AI proposedSourceStatusI...FinalWhy
Amount owed: $16,400Invoices 1041, 1042 (Ex. B)Needs verificationAccepted$16,400Matches both invoices and the contract rate
Cite account stated as a second theoryWritten acceptance (Ex. D)Attorney reviewAcceptedKeptThe written "looks great" sign-off supports it
Add a threat to sue immediately(draft tone)Attorney reviewRevisedNarrowed to a firm demand + fee-clause warningThe $575 letter scope is a demand, not a filing; keep the door open
Assert a specific recoverable total including projected fees(draft)Attorney reviewRejectedRemoved the projectionNo outcome or recovery guarantees; state the principal, not a prediction
Treat collection as low risk(proof posture)Attorney reviewRevisedChanged to "moderate, pending solvency check"The debtor's ability to pay is not yet confirmed

What the AI got right. What I changed. Why it mattered.

Right

It found the prevailing-party fee clause and the written acceptance, the two facts that make this matter move early. I kept both and built the demand around them.

Changed

It wanted to threaten suit and project a recoverable total. I narrowed the letter to a firm demand and removed the projection, because the $575 scope is a demand letter, not a filing, and I do not put numbers on outcomes.

Rejected

It read collection risk as low. I changed it to moderate until the debtor's solvency is confirmed, so the client's expectations stay grounded.

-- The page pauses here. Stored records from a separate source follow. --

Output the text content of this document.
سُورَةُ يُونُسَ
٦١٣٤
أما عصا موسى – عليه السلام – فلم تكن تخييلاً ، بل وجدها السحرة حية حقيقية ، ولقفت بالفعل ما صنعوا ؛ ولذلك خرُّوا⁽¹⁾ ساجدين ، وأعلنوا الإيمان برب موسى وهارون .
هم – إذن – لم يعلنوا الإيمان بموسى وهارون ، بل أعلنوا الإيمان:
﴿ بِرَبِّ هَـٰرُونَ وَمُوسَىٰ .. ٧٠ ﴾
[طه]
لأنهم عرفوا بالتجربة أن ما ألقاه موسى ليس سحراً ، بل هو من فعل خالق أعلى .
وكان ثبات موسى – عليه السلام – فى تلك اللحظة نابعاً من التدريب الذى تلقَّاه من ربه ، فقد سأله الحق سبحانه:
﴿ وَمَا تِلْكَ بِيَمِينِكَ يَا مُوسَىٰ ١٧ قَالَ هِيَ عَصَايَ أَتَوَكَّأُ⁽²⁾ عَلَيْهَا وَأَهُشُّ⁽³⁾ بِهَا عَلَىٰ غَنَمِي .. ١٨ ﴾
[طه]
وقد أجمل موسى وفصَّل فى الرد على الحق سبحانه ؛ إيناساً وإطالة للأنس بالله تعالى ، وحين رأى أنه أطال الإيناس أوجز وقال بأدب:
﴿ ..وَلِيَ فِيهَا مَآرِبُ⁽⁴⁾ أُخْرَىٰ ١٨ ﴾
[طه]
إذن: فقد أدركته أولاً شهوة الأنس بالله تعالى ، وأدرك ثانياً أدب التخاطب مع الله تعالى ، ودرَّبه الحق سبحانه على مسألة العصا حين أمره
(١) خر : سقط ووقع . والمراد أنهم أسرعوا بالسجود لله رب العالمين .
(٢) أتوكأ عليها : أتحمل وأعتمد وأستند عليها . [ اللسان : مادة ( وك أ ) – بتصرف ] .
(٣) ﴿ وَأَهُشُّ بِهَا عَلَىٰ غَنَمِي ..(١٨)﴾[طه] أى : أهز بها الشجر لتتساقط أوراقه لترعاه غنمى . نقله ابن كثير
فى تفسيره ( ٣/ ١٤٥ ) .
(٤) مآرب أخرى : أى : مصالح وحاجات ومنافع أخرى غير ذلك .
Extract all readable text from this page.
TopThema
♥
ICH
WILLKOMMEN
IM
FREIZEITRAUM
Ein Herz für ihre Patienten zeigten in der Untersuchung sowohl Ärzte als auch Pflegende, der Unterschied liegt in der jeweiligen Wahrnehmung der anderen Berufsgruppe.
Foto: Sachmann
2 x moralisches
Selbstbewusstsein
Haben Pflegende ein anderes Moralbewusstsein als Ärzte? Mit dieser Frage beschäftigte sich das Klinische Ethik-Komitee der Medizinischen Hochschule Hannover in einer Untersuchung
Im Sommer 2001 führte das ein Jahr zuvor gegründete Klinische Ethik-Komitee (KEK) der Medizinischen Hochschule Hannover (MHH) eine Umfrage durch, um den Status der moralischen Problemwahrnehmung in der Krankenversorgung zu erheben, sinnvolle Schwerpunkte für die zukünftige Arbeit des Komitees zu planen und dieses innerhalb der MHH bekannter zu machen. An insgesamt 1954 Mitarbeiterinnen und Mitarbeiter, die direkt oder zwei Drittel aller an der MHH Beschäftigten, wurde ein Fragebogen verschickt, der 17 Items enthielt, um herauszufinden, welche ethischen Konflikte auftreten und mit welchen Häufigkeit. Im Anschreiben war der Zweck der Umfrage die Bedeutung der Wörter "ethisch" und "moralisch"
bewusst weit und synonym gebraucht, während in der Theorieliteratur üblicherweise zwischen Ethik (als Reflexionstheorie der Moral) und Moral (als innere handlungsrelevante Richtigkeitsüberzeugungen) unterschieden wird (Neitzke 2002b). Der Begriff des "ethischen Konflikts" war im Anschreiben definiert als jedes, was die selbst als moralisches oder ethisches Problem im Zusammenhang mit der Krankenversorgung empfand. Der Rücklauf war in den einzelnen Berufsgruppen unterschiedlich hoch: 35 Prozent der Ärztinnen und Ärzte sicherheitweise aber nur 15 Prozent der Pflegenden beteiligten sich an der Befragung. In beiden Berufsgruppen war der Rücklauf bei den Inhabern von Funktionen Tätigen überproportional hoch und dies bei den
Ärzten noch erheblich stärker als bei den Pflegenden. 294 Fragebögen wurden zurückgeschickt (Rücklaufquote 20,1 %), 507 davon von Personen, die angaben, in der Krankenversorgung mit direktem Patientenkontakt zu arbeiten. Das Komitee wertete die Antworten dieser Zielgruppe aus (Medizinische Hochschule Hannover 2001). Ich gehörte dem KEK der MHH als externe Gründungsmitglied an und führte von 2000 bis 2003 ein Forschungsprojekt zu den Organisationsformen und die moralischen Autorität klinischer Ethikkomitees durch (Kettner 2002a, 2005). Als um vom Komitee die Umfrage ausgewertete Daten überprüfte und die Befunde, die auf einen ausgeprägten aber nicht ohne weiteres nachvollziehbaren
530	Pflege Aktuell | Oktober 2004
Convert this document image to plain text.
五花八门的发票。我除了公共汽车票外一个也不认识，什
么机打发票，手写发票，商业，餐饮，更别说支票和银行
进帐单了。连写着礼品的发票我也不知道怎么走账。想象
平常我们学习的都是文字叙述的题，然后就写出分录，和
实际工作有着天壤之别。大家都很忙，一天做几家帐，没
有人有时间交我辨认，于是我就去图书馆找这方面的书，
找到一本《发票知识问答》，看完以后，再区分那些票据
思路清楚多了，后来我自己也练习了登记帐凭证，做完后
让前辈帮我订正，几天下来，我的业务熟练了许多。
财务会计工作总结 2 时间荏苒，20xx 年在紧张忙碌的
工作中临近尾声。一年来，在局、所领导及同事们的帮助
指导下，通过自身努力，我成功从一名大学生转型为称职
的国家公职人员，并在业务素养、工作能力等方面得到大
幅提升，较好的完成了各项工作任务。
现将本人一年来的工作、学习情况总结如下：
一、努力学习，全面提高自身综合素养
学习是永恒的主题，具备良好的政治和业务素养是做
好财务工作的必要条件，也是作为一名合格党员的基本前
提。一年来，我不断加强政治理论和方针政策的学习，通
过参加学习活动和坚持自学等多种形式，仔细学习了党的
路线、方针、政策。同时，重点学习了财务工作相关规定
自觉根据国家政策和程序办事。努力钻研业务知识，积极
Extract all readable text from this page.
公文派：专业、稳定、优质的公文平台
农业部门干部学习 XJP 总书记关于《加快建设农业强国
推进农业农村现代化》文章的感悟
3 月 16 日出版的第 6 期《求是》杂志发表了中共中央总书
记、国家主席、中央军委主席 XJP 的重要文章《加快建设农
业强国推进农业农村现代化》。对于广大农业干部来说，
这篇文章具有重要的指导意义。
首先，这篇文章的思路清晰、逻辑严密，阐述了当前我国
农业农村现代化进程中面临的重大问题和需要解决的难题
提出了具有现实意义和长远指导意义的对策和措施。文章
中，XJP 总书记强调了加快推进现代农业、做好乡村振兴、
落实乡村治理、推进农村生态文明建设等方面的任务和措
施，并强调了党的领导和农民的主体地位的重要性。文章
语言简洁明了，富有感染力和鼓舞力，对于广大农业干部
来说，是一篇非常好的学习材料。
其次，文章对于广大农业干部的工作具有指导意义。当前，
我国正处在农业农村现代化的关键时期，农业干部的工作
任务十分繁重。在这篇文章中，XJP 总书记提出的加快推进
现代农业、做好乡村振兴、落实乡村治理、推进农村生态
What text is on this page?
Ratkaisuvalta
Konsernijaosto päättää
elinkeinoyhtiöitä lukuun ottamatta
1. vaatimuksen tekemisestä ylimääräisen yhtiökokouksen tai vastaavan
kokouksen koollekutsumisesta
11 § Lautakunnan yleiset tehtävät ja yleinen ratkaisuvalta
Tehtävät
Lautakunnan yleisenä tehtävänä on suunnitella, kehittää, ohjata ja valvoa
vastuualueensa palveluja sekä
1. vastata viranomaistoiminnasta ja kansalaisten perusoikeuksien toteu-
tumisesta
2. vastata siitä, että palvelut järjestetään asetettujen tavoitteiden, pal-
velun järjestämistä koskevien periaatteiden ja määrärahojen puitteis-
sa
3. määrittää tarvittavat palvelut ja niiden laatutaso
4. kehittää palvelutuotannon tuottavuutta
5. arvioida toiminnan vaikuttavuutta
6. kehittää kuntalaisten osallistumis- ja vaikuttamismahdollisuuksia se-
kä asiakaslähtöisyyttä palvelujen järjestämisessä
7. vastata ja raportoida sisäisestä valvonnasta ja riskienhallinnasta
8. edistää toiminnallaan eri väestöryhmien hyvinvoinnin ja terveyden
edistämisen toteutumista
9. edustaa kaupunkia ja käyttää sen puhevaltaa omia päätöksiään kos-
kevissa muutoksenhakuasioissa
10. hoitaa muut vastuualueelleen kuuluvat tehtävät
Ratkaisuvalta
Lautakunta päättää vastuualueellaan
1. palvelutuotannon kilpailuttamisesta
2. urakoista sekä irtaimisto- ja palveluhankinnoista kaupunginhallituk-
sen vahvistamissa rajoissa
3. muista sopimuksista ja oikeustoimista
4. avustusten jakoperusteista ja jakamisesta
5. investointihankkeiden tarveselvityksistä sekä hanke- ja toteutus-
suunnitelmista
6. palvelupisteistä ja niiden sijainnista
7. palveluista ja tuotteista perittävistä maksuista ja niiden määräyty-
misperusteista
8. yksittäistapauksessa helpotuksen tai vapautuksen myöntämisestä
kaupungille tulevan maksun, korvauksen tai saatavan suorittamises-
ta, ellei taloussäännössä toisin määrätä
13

How the AI is used, and where the line is. The proof room is an attorney-supervised, AI-assisted intake and drafting system. AI organizes facts, builds the evidence index, classifies the proof posture, and prepares a first-pass draft. It does not give legal advice, it does not assign a win percentage, and it never sends anything to the other side. California guidance requires lawyer responsibility, competence, confidentiality, and meaningful supervision; professional judgment cannot be delegated to AI. My own internal safeguard goes one step further: no AI-generated legal work leaves my firm without my review and approval. This page is an illustrative example, not a specific client matter and not a guarantee of any outcome. Sergei Tokmakov, Esq., California Bar #279869.